It is hard to please everyone with a single advertisement, but neither is it worthwhile to make fun of Chinese women’s age or marital status. Marketers who make that mistake have to pay dearly.
This marketing rule applies not just because some women may not appreciate humor, but also because they now enjoy power in the marketplace.
Spare a thought for Ikea China, which apologized for a controversial television commercial that caused online outrage from single women.
The Swedish furniture retailer ran what it thought was a lighthearted ad that featured a fierce woman shouting at her daughter, “Don’t call me Mom any more if you cannot bring a boyfriend home.”
The TV ad titled “Celebrate Every Day in an Easy Way” struck a not-so-heartening chord among the increasing number of bachelorettes in China, a country where many parents expect their daughters to get married before they are 30.
Although the 29-second ad depicted a happy ending, with the mom placing Ikea furniture in her living home to welcome the boyfriend, not all unmarried women can find Mr Right.

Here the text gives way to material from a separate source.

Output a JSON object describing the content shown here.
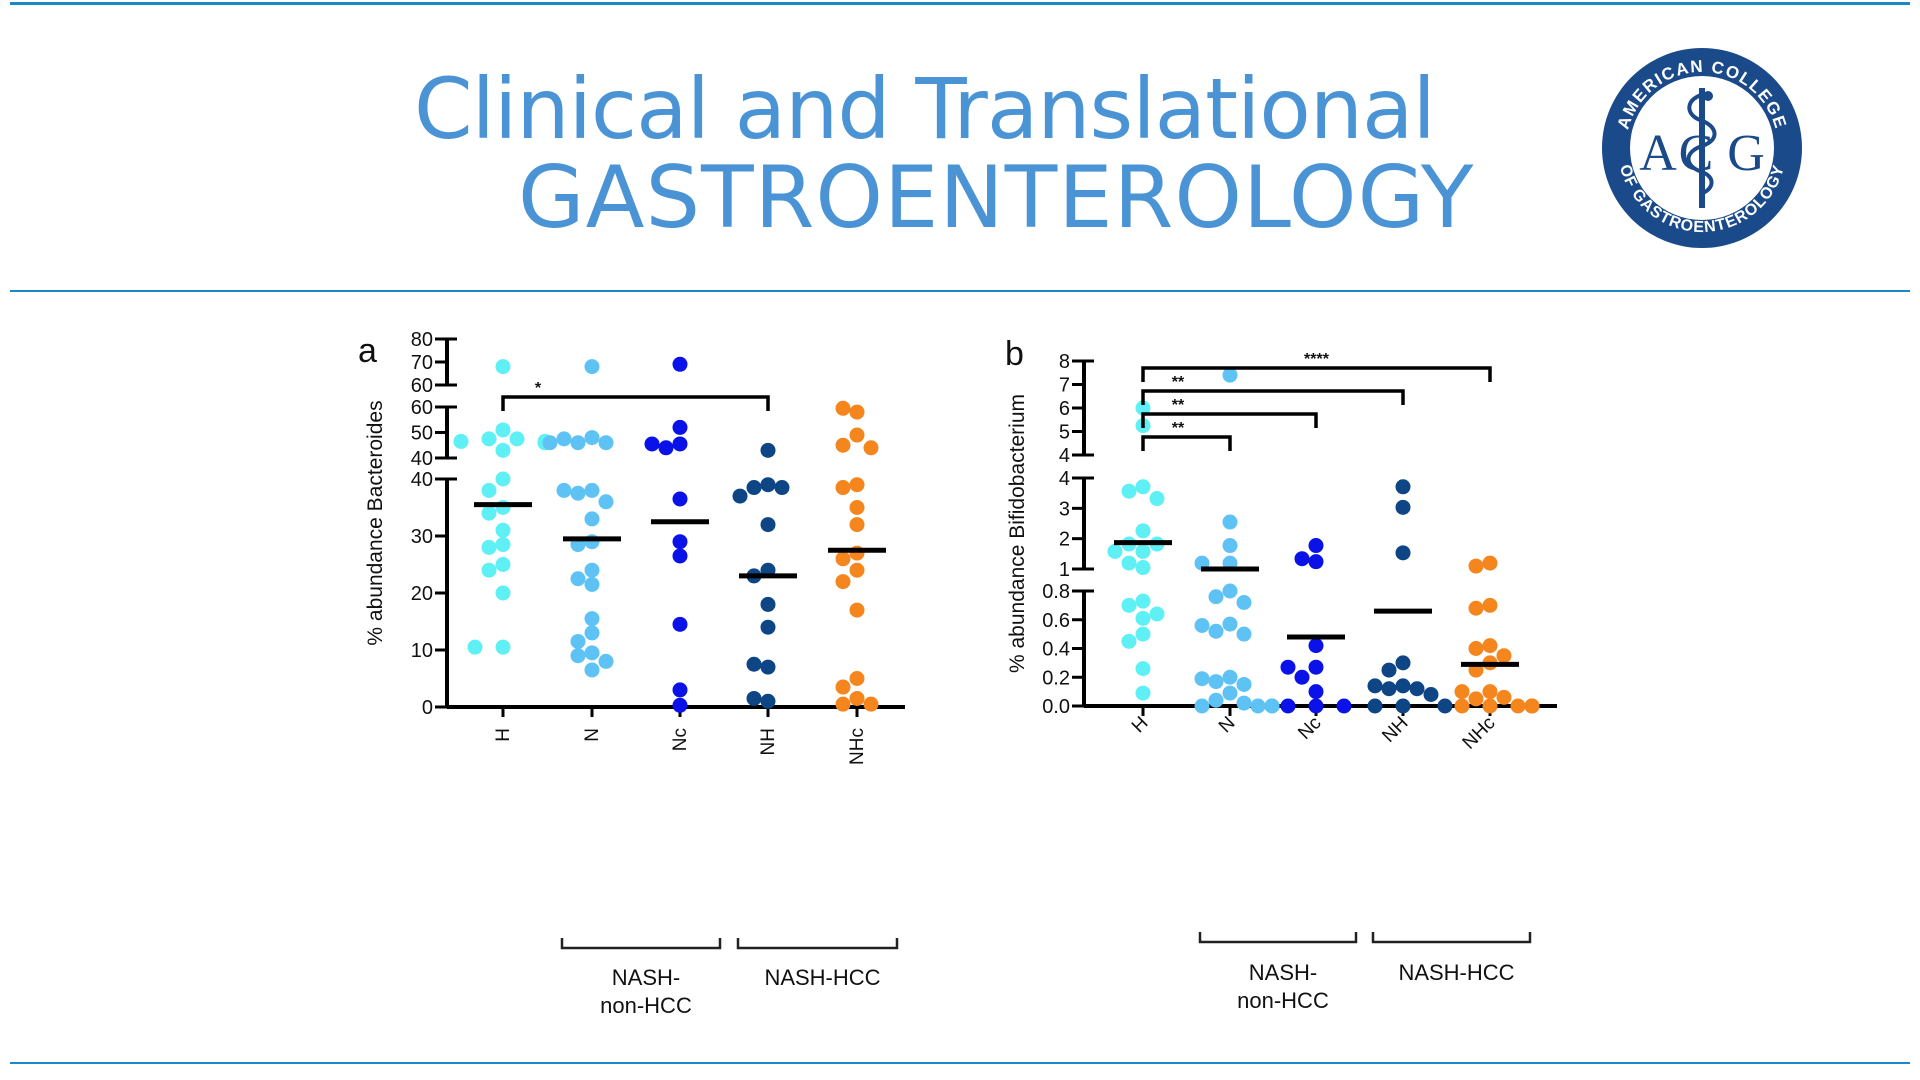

After a flood of negative comments on Weibo and other social forums, Ikea took down the ad and apologized, through Weibo, for giving the wrong perception to consumers.
Ikea also emphasized that gender equality was a fundamental part of the company’s culture and values.

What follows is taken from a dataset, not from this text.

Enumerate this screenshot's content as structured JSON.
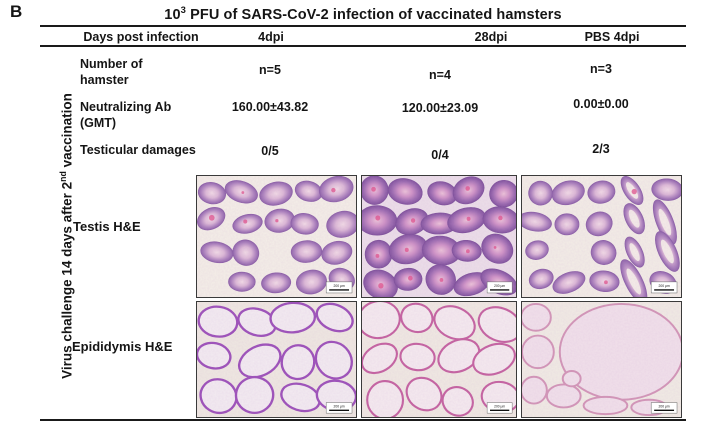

Ikea is not the only European brand to have offended increasingly discerning Chinese female consumers.
Audi, in an even worse example, ran an ad comparing the marriage of a young bride to buying a second-hand car.
The German carmaker’s commercial, which aired in mainland China in July, aimed to emphasize the quality of its officially certified used cars. It depicted the mother of a groom examining the bride’s teeth and ears, and even staring at the young woman’s breasts, much to the latter’s displeasure, to make sure she hadn’t had plastic surgery or “fake parts”, before giving a go-ahead for the wedding.
The ad carried a voiceover: “An important decision must be made carefully, and Audi’s official certification can ensure your peace of mind.”
Not surprisingly, the commercial sparked an outcry among Chinese women, forcing the German firm to pull the ad and issue an apology, though many angry women have vowed a boycott of its cars.